配合著面色潮紅的莫念,二人眉頭緊鎖,不由得警惕起來。
至於講台上的崔慎之,他很自責。
一定是我的聲音不夠柔美,沒有好好提供背景音,才不小心吸引了你們的注意力,讓你們自習走神兒的。
再給老師個機會,我再降半個音。
……
這個周一,對沈越岑來說,也很不一般。
因為……
風風沒給他回郵件!
正如歸見風所說,沈越岑每周都會發幾篇嚴選的論文給歸見風,並留幾道課後題,歸見風通常都會很快啃完並給出反饋,沈越岑會依照這個反饋,給出下一周的論文,以供學習。
但前一周,歸見風沒有反應。
守到夜裡12點也還是音信皆無。
當時,沈越岑就意識到了一件事。
該來的總會來。
李崢這逼孩子……又他媽的來了……
出於憤恨,這個下午的數學課堂上,沈越岑並沒有與李崢互動。
就好比一個每天晚上都會與男朋友酣戰的女朋友,突然有一天,她應付了事,連叫都沒有叫一聲。
這課,沒內味兒了,李崢上也上得索然無味。
課後的教師休息室中,沈越岑也是愛答不理的,但每周一次的導師指路總也免不了,畢竟沈越岑才是李崢的唯一正牌導師。
不過,每當這種時候,與其說是在學習指導……
倒更像是家族內部的嘮家常。
「唉……」沈越岑坐定後,只頭一側,滿臉凄涼地拾起水壺,「年輕時,我曾遇到過一隻野貓,每天都在院子里給它放食,它便每天都來,後來喂它的人多了,它三四天才來我放食的地方一次,再後來,有一家人頓頓給它魚的下水,偶爾還有豬肝鴨心一類的東西,它就再沒回來過。
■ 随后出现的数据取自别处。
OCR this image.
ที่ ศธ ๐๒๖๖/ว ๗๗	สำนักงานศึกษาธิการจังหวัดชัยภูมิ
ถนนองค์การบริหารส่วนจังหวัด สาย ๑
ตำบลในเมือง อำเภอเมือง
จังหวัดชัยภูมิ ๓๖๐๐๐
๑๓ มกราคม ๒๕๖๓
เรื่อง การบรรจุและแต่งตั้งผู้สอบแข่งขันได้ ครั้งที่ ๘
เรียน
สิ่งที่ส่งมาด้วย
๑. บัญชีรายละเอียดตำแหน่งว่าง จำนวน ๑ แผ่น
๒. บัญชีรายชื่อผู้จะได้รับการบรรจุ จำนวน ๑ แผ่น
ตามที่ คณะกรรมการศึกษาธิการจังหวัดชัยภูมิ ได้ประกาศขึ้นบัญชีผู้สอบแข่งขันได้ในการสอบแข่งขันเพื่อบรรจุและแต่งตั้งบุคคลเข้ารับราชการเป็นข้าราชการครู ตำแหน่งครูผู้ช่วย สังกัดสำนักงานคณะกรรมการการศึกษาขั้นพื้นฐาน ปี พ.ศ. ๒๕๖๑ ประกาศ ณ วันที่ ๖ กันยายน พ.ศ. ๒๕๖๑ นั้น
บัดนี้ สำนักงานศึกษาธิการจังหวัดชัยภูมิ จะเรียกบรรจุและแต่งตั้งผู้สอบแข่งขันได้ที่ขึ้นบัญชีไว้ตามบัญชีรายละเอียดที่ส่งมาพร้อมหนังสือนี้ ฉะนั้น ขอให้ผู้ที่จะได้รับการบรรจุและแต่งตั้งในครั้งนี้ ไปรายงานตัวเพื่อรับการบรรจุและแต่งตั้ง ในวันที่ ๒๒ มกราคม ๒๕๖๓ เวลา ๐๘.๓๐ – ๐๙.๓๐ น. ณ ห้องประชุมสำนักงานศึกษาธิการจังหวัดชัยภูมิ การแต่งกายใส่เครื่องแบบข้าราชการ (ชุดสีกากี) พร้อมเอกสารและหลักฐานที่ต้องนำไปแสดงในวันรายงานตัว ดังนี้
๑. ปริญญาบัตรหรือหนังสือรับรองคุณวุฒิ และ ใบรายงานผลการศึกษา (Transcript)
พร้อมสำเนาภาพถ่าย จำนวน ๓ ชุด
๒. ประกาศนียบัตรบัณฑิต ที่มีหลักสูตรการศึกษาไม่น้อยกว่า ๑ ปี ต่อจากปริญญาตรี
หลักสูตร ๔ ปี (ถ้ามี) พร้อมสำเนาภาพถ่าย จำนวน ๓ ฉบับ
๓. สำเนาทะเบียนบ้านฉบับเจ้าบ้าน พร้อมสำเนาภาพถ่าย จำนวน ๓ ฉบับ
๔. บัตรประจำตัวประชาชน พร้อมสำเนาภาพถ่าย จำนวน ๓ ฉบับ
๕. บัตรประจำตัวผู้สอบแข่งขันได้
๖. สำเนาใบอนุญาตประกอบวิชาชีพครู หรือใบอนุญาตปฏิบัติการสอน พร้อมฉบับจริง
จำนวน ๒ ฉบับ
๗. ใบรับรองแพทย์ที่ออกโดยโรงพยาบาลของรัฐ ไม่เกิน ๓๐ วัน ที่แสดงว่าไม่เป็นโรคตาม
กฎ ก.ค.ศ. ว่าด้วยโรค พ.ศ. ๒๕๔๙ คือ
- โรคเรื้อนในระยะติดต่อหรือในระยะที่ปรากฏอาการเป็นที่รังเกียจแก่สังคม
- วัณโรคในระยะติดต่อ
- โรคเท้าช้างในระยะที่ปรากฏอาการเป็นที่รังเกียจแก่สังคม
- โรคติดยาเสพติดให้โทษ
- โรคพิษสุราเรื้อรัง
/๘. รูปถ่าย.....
」
李崢聽得滿面擰巴:「姥爺……最近課題緊……確實沒什麼時間過去。要不這樣,等這段忙完了,我跟靜靜拿著鋪蓋,去您那裡,您給找張床,我倆住它一個禮拜。」
沈越岑一口水險些噴出來。
看著李崢忠孝的雙眼,他甚至不知道這是在騎臉挑釁還是真的在想陪伴老人了。